I'm sure this can be modelled mathematically, but I'm not convinced this would help.

And you know what? It was like a revelation to me. It is incredibly helpful. And, by the way, it make me laughing inside each time I query MySQL (because MySQL is sadly /not/ a correct implementation, while PostgreSQL is). The "dots connecting" between set theory and SQL made also much clearer to me the NULL "mess" and why it has to be like that.

So, on this part I'd push the same way as the author, and would go as far as saying that doing correctly a "button X pushed -> notify API Y + persist the action to Z" simple glue code thing /is/ requiring a mental activity that (probably) uses the same parts of your brain as any mathematics and the use them the same way.

However I don't get why the author seem to be ranting against Test Driven Development. In my experience it is unrelated to how you model you data and interactions, except TDD will do exactly as the author is advocating: it will force you to write stateless atomic functions, to make them testable.

NB: From all I have read about mathematics on HN, it seems to me possible that we are not talking about the same thing. Maybe you and many other refer to some "sin a + sin b = cos sin ..." memorization exercise, and some multiple choice questions one have to check as fast as possible in order to get some good enough ranking.

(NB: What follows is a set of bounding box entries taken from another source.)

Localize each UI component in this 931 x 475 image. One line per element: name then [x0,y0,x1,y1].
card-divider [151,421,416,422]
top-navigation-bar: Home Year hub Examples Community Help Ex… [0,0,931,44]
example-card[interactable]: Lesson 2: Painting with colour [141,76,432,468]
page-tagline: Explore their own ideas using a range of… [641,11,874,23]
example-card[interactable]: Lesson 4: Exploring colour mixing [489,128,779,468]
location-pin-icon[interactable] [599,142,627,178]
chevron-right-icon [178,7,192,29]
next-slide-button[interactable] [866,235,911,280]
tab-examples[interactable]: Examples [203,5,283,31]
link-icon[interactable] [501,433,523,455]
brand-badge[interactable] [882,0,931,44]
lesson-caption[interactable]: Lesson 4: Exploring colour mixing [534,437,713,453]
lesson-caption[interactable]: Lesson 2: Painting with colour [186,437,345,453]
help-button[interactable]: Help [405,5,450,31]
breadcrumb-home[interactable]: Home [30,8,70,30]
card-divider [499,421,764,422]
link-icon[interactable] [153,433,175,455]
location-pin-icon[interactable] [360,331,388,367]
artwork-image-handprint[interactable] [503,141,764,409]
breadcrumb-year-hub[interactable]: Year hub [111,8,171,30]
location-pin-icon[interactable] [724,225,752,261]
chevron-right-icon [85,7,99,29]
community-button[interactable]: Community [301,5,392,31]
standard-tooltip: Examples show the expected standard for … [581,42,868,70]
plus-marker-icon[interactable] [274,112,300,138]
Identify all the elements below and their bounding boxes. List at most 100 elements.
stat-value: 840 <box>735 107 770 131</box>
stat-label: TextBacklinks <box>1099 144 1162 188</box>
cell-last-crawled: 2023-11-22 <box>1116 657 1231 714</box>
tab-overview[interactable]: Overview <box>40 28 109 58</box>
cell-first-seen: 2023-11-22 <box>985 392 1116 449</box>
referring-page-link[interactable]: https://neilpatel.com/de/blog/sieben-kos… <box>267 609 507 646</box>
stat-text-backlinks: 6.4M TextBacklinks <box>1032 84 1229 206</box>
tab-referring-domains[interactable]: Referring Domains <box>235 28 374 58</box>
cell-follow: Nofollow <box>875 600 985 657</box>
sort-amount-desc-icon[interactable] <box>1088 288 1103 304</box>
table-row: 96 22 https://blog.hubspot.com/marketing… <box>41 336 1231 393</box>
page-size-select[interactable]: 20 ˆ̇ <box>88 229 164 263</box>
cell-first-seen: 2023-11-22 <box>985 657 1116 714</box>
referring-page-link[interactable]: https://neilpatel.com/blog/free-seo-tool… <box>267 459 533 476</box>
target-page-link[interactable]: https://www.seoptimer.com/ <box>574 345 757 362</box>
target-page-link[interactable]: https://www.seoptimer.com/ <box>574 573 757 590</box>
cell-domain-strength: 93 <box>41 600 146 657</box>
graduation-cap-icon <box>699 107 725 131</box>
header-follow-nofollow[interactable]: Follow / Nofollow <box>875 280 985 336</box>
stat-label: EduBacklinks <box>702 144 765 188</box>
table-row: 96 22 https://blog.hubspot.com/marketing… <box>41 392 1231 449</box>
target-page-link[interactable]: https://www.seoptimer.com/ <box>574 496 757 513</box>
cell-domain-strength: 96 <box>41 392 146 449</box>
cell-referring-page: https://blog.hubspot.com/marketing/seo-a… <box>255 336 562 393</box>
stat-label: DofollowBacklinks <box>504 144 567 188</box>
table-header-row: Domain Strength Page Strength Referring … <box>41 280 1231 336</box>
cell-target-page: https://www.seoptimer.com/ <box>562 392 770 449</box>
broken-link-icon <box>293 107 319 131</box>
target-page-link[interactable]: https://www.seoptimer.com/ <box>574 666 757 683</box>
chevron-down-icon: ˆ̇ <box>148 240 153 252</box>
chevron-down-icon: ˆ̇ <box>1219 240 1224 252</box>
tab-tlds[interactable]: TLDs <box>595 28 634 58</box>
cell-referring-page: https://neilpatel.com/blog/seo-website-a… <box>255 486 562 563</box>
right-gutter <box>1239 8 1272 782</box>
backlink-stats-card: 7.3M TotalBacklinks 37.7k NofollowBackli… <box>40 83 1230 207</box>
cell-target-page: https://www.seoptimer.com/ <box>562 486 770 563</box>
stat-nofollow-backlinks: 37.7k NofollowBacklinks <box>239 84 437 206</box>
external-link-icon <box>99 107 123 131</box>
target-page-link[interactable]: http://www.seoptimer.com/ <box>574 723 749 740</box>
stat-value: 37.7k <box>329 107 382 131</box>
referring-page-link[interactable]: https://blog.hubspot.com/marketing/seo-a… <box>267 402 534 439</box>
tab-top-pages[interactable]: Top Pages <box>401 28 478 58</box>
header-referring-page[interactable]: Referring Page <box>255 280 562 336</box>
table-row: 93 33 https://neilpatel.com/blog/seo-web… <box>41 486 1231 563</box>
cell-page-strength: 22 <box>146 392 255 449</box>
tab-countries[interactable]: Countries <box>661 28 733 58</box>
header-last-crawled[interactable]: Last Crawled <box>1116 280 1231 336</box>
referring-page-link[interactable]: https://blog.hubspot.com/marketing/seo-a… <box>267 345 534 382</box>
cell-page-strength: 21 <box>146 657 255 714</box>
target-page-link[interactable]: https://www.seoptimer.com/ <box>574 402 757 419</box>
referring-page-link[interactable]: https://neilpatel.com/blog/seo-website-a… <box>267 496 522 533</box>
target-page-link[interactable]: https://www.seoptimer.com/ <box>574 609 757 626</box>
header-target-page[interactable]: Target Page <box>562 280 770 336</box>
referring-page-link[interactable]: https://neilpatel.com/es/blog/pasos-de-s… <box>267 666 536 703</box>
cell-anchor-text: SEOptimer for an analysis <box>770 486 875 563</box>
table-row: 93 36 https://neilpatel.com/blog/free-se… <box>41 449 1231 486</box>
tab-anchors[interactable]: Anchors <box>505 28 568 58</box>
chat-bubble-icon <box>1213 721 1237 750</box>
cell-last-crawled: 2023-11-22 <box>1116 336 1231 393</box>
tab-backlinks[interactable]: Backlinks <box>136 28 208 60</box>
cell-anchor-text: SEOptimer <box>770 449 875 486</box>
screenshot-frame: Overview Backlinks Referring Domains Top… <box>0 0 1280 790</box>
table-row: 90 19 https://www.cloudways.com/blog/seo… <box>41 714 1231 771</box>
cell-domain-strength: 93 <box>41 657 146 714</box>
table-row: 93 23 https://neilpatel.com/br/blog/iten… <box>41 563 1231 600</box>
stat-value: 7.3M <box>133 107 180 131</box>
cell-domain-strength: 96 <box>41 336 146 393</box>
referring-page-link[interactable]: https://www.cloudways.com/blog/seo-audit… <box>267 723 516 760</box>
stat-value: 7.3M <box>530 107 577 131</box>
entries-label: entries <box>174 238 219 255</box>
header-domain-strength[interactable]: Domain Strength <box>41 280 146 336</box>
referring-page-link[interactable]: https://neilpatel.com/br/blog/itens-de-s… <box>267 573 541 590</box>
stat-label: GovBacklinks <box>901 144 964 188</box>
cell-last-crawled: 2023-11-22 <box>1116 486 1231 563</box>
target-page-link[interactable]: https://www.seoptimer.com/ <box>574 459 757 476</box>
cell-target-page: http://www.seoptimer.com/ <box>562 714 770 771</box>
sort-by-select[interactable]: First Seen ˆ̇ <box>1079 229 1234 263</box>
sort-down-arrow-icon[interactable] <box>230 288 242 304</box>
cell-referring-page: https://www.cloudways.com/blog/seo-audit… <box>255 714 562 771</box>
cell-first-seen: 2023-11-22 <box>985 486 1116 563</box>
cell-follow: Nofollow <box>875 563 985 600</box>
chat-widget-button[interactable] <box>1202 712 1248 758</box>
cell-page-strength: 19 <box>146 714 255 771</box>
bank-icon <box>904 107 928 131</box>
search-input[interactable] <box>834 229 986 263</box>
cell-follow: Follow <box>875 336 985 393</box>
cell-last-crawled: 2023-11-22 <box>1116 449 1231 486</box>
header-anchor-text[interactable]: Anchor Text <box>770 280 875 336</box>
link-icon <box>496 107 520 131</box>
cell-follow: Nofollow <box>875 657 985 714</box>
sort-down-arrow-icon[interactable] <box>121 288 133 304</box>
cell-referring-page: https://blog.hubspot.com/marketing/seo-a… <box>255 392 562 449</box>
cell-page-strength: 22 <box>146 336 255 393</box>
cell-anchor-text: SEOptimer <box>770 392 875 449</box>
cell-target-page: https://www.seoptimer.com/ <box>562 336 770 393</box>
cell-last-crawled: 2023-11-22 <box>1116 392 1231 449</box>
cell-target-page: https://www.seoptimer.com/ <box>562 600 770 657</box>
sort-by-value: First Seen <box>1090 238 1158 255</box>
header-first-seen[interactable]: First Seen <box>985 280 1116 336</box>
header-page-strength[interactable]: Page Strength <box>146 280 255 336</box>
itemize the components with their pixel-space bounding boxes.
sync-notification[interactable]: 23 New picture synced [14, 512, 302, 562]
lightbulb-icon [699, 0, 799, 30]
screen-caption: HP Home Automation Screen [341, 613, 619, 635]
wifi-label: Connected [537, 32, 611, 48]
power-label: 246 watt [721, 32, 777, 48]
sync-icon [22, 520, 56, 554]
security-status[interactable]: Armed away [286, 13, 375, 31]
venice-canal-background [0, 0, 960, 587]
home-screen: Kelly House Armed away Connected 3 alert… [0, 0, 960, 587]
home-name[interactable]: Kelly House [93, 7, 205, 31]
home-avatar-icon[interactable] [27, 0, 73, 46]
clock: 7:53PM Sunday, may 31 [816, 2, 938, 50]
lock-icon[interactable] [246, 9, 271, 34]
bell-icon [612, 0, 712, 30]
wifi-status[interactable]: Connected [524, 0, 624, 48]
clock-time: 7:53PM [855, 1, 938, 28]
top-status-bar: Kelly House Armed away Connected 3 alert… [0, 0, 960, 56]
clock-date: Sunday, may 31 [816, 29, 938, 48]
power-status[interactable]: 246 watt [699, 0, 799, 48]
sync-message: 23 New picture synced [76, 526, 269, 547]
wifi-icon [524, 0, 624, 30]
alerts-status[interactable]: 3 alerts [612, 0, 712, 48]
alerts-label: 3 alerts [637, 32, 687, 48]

I am talking about a teacher spending around 20 hours a week during several years in front of young people, telling them step by step how the world can be described, analyzed, understood with their brain. It started with: first predicate, there is something, at least one thing. Let's take this thing in your hand, and nothing else: you have a set. In your other hand let's take nothing: you hold now another set, the empty one. Then you have two different things. And on this the teacher built the set theory. (I was educated in France, when math were still on their pedestal).

Of SQL maybe, but of Relational Algrebra/Set Theory, neither PostgreSQL is.

Why would a mathematically modeled system of key-value observing would not help? For one, it would enable one to prove and examine all kinds of assumptions about the model working correctly.

I'm willing to bet those can be fixed with math. By formalizing the requirement, you're bound to spot any inconsistency, and probably even some other kinds of errors. Same with systems design. "Small is better" and "low coupling is better" for instance, can be formalised and measured.

By the way, you can't escape the fact that ultimately, the final program is supposed to be a formalization of the requirements. Inevitably, the messy ideas in the brain of the customer are bound to be reduced to math. Better use simple math as early as possible, so you can easily check them against the requirements. (Of course it won't happen because most people either won't be able to see the math behind the requirements, or won't bother).

I concede that requirement themselves can't be completely reduced to math. But most of them can. Also, the system itself (excluding human operators) can definitely be reduced to pure math.

What I was proposing was to check the pure math specification against the mostly math requirements. If such math are simple enough, it should be easy enough to make sure the specs match the needs.

Agree, bur if you don't know how that relatest to math, then you will not discover how math fixes "poor system design" and, as a side effect "incorrect requirements"

You can spend all your life building the perfect implementation of a crappy system, but that won't rescue it. Good CS fundamentals (even provably correct algorithms and implementations) has its place in the software craft but that place is a fairly small niche, not the top of the heap.

Math is not just arithmetic or geometry. Is also a way of thinking and a way to sort and structure your analysis. Which helps you to know how to use psychology to ask the right questions, which leads to understand what needs to be done better than the customer.